Tuesday, October 9, 2012

A Quick Look: San Antonio Home and Garden Show

During the last weekend of September, San Antonio hosted the Home and Garden Show at the Alamodome. GoTexan was there to encourage support for Texas owned businesses. Right next to them, five Texas wineries stopped by to share their liquid gold with visitors to the event.

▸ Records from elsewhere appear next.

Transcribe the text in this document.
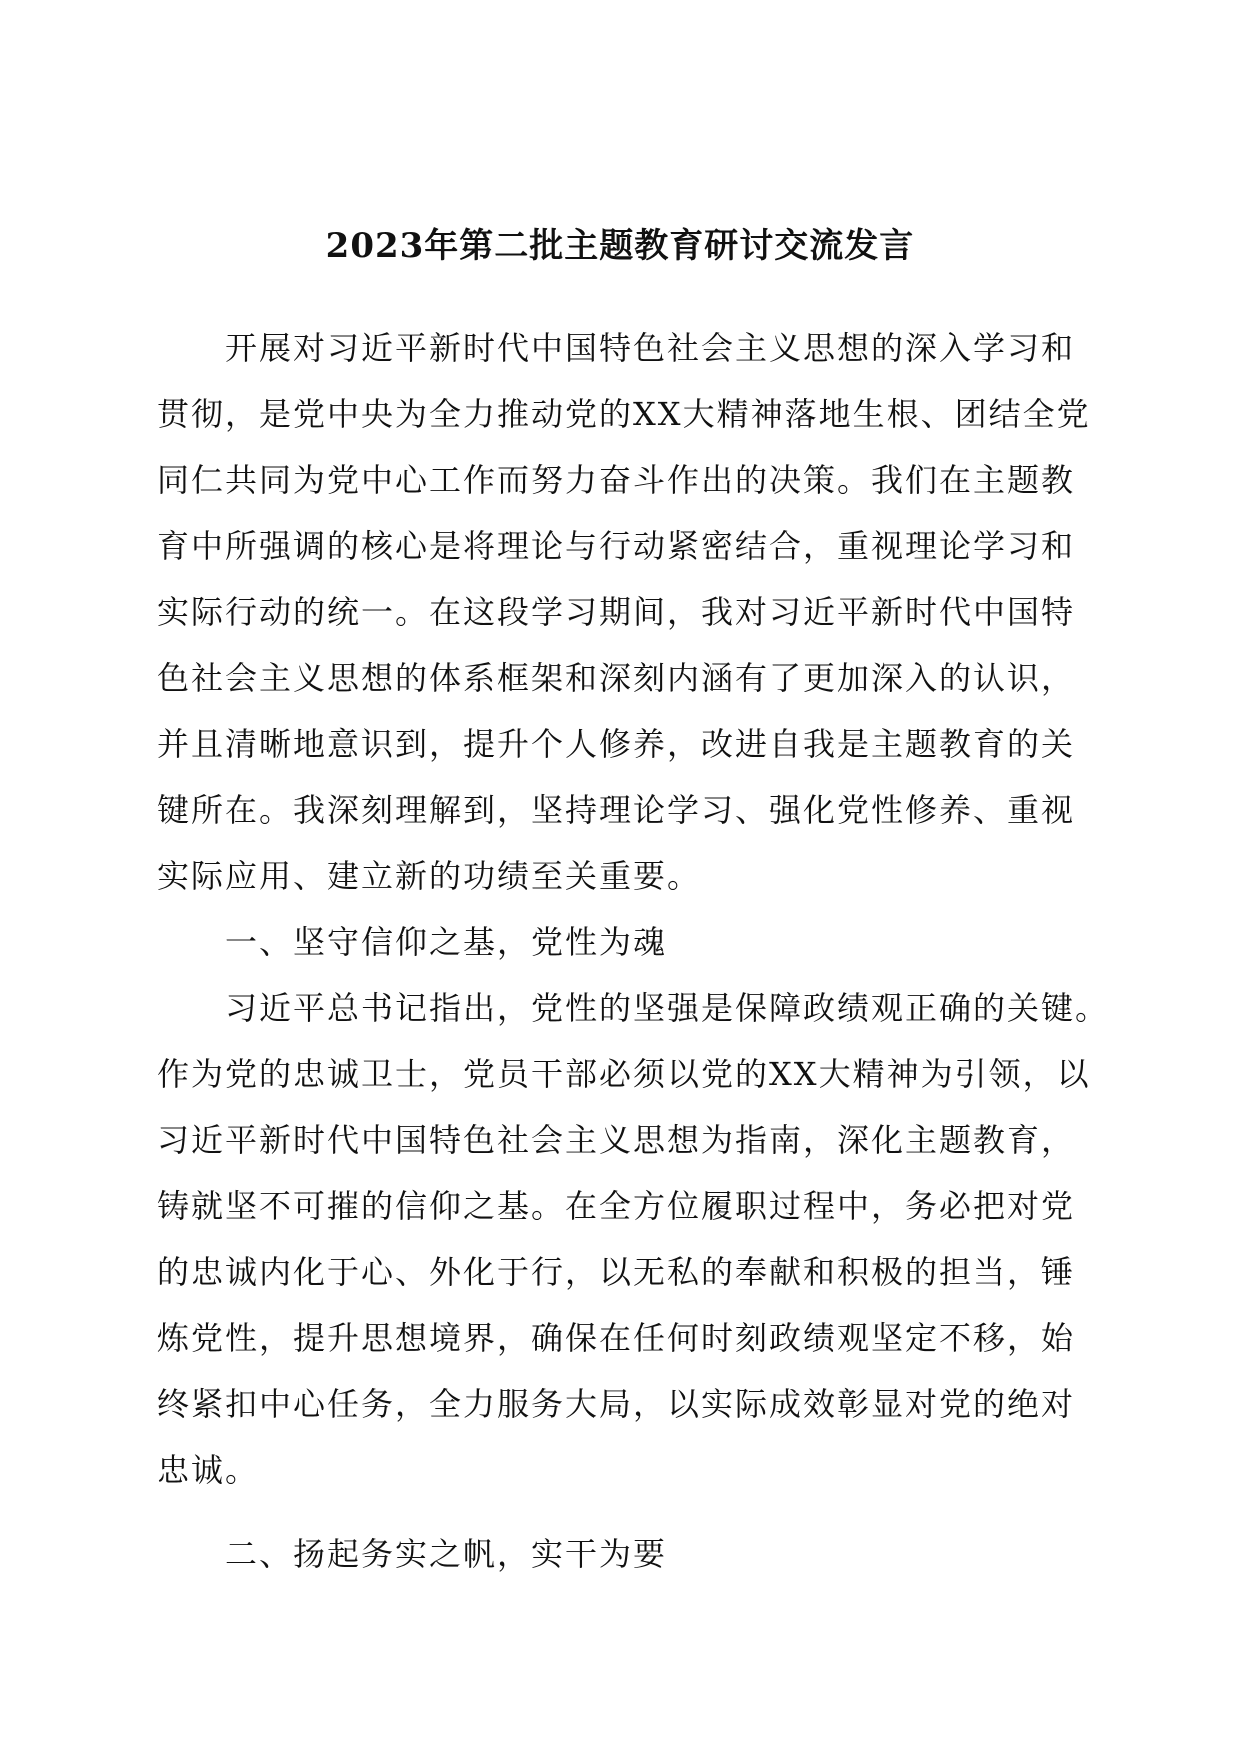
2023年第二批主题教育研讨交流发言
开展对习近平新时代中国特色社会主义思想的深入学习和
贯彻，是党中央为全力推动党的XX大精神落地生根、团结全党
同仁共同为党中心工作而努力奋斗作出的决策。我们在主题教
育中所强调的核心是将理论与行动紧密结合，重视理论学习和
实际行动的统一。在这段学习期间，我对习近平新时代中国特
色社会主义思想的体系框架和深刻内涵有了更加深入的认识，
并且清晰地意识到，提升个人修养，改进自我是主题教育的关
键所在。我深刻理解到，坚持理论学习、强化党性修养、重视
实际应用、建立新的功绩至关重要。
一、坚守信仰之基，党性为魂
习近平总书记指出，党性的坚强是保障政绩观正确的关键。
作为党的忠诚卫士，党员干部必须以党的XX大精神为引领，以
习近平新时代中国特色社会主义思想为指南，深化主题教育，
铸就坚不可摧的信仰之基。在全方位履职过程中，务必把对党
的忠诚内化于心、外化于行，以无私的奉献和积极的担当，锤
炼党性，提升思想境界，确保在任何时刻政绩观坚定不移，始
终紧扣中心任务，全力服务大局，以实际成效彰显对党的绝对
忠诚。
二、扬起务实之帆，实干为要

I stopped in to check out one of my favorites -- Pedernales Cellars -- and had the chance to taste four new wineries. I took some pictures and learned a bit about three nearby wineries and one a bit farther afield.

FawnCrest Vineyard
Winemaker Patty McNeil came down from her scenic vineyard and winery on Canyon Lake. This winery has limited hours -- Patty still holds down a normal job in addition to making wine and running the winery -- so I was glad they were in attendance. Sean and I tasted their bronze medal Meritage and the gold medal Cabernet Franc. These reds were brilliant with strong fruit and earthy flavors. I was impressed and can't wait for a visit.

Kerrville Hills Winery
Kerrville Hills paired up with ARC Tours to bring a selection of whites and reds. I tried their dry and fruit forward Blanc du Bois and the deep, rich Cabernet Sauvignon; these wines were strong and balanced. I was also encouraged to come out and see their beautiful tasting room.

Vineyard at Gruene
Operations Manager Wendy Wolf was at the show to introduce the crowd to one of the newest area wineries (in Gruene near New Braunfels). They brought two stand out reds, the Guadalupe Valley Red and 1190 Gruene Road. The more traditional 1190 blend was solid and strong; the Guadalupe blend that uses more Texas friendly grapes was interesting and complex. I am eager to seek out this exciting new winery very soon.

Fairheaven Vineyards
This more northern and eastern vineyard came a long way to showcase some of the most interesting options at the show. Winemaker R. L. Winters walked me through his wines and discussed a bit of his research, especially his work on the Black Spanish Grape. This winery showcased a number of US hybrid grapes and wine, such as Blanc du Bois and Chambourcin. The Chambourcin was the most interesting, providing some fascinating variations and wines. This wine had a wonderful strawberry nose that was accentuated in one wine by the addition of strawberry extract (bringing out a natural undertone of strawberry). Winters' love for the wines was infectious, making a vineyard visit a must (when I finally get out of my little area).

Pedernales Cellars
Shannon brought a few Pedernales label wines (the 2010 Tempranillo was soft and rich) and a number of the fun Armadillo's Leap wines. I love the fact that Pedernales has been making a concerted effort to encourage Texas wine drinking in San Antonio. Bringing the accessible Armadillo's Leap and the newer Tempranillo did get many new fans. The best thing for most of us is that these wines can be found a local retailers at good prices; Specs carries them, and in San Antonio, Vinously Speaking has them as well. Unfortunately, these are not available at the winery.

I spent much of my visit just visiting these five spots, and it was well worth it. The increasing appearance of Texas wines in San Antonio is a good sign, one I hope to see more of in the future.